Lexicalement et sémantiquement, les termes et expressions relevés sont les suivants : stipendium de publico4, immunis5 et immunitas6 ainsi que commoda (avantages)7. Le récolement est pauvre et la lecture ne peut être littérale. Nous reviendrons ainsi sur les deux éléments de ces avantages financiers des vestales : la rémunération publique (I) et l’immunité fiscale (II).
I. Le stipendium de publico
Deux auteurs, séparés de quatre siècles, usent du terme stipendium concernant une rente ou rémunération publique versée aux Vestales.

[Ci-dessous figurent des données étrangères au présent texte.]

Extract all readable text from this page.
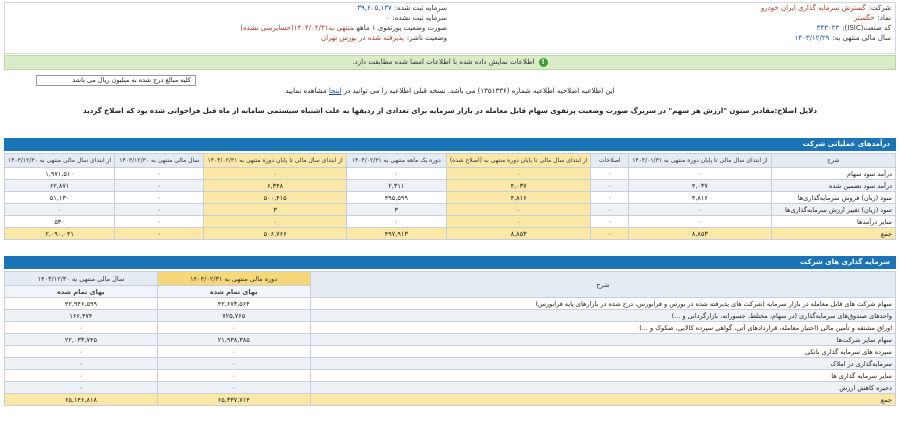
شرکت:گسترش سرمایه گذاری ایران خودرو
نماد:خگستر
کد صنعت(ISIC):۳۴۳۰۲۳
سال مالی منتهی به:۱۴۰۳/۱۲/۲۹
سرمایه ثبت شده:۳۹,۶۰۵,۱۳۷
سرمایه ثبت نشده:۰
صورت وضعیت پورتفوی ۱ ماههمنتهی به۱۴۰۴/۰۲/۳۱(حسابرسی نشده)
وضعیت ناشر:پذیرفته شده در بورس تهران
!اطلاعات نمایش داده شده با اطلاعات امضا شده مطابقت دارد.
کلیه مبالغ درج شده به میلیون ریال می باشد
این اطلاعیه اصلاحیه اطلاعیه شماره (۱۳۵۱۳۳۶) می باشد. نسخه قبلی اطلاعیه را می توانید در اینجا مشاهده نمایید
دلایل اصلاح:مقادیر ستون "ارزش هر سهم" در سربرگ صورت وضعیت پرتفوی سهام قابل معامله در بازار سرمایه برای تعدادی از ردیفها به علت اشتباه سیستمی سامانه از ماه قبل فراخوانی شده بود که اصلاح گردید
درآمدهای عملیاتی شرکت
شرح	از ابتدای سال مالی تا پایان دوره منتهی به ۱۴۰۴/۰۱/۳۱	اصلاحات	از ابتدای سال مالی تا پایان دوره منتهی به (اصلاح شده)	دوره یک ماهه منتهی به ۱۴۰۴/۰۲/۳۱	از ابتدای سال مالی تا پایان دوره منتهی به ۱۴۰۴/۰۲/۳۱	سال مالی منتهی به ۱۴۰۳/۱۲/۳۰	از ابتدای سال مالی منتهی به ۱۴۰۳/۱۲/۳۰
درآمد سود سهام	۰	۰	۰	۰	۰	۰	۱,۹۷۱,۵۱۰
درآمد سود تضمین شده	۴,۰۳۷	۰	۴,۰۳۷	۲,۳۱۱	۶,۳۴۸	۰	۶۲,۸۷۱
سود (زیان) فروش سرمایه‌گذاری‌ها	۴,۸۱۶	۰	۴,۸۱۶	۴۹۵,۵۹۹	۵۰۰,۴۱۵	۰	۵۱,۱۳۰
سود (زیان) تغییر ارزش سرمایه‌گذاری‌ها	۰	۰	۰	۳	۳	۰	۰
سایر درآمدها	۰	۰	۰	۰	۰	۰	۵۳۰
جمع	۸,۸۵۳	۰	۸,۸۵۳	۴۹۷,۹۱۳	۵۰۶,۷۶۶	۰	۲,۰۹۰,۰۴۱
سرمایه گذاری های شرکت
شرح	دوره مالی منتهی به ۱۴۰۴/۰۲/۳۱	سال مالی منتهی به ۱۴۰۳/۱۲/۳۰
	بهای تمام شده	بهای تمام شده
سهام شرکت های قابل معامله در بازار سرمایه (شرکت های پذیرفته شده در بورس و فرابورس، درج شده در بازارهای پایه فرابورس)	۴۲,۶۷۳,۵۶۴	۴۲,۹۴۶,۵۹۹
واحدهای صندوق‌های سرمایه‌گذاری (در سهام، مختلط، جسورانه، بازارگردانی و ...)	۷۲۵,۷۶۵	۱۶۶,۴۷۴
اوراق مشتقه و تأمین مالی (اختیار معامله، قراردادهای آتی، گواهی سپرده کالایی، صکوک و ...)	۰	۰
سهام سایر شرکت‌ها	۲۱,۹۳۸,۳۸۵	۲۲,۰۳۳,۷۴۵
سپرده های سرمایه گذاری بانکی	۰	۰
سرمایه‌گذاری در املاک	۰	۰
سایر سرمایه گذاری ها	۰	۰
ذخیره کاهش ارزش	۰	۰
جمع	۶۵,۳۳۷,۷۱۴	۶۵,۱۴۶,۸۱۸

Au ier siècle, Tite-Live l’utilise dans sa narration de la création des prêtresses vierges par le roi Numa : His ut adsiduae templi antistites essent stipendium de publico statuit, « Pour permettre à ces officiantes de se consacrer exclusivement au service du temple, il leur octroya une rémunération publique » ; au ive siècle, Symmaque, grand défenseur de la religion traditionnelle romaine, l’évoque dans sa lettre adressée à l’empereur Valentinien II : Quanto commodo sacri aerarii vestri Vestalium virginum praerogativa detracta est ? Sub largissimis imperatoribus denegatur, quod parcissimi praestiterunt ? Honor solus est in illo velut stipendio castitatis, « Quel avantage Votre Trésor a-t-il retiré du retrait de leurs privilèges aux vierges de Vesta ? Sous les plus généreux des Empereurs refuserait-on ce qu’accordèrent les plus parcimonieux ? L’honneur seulement compte dans ce qui apparait comme le salaire de la chasteté »8.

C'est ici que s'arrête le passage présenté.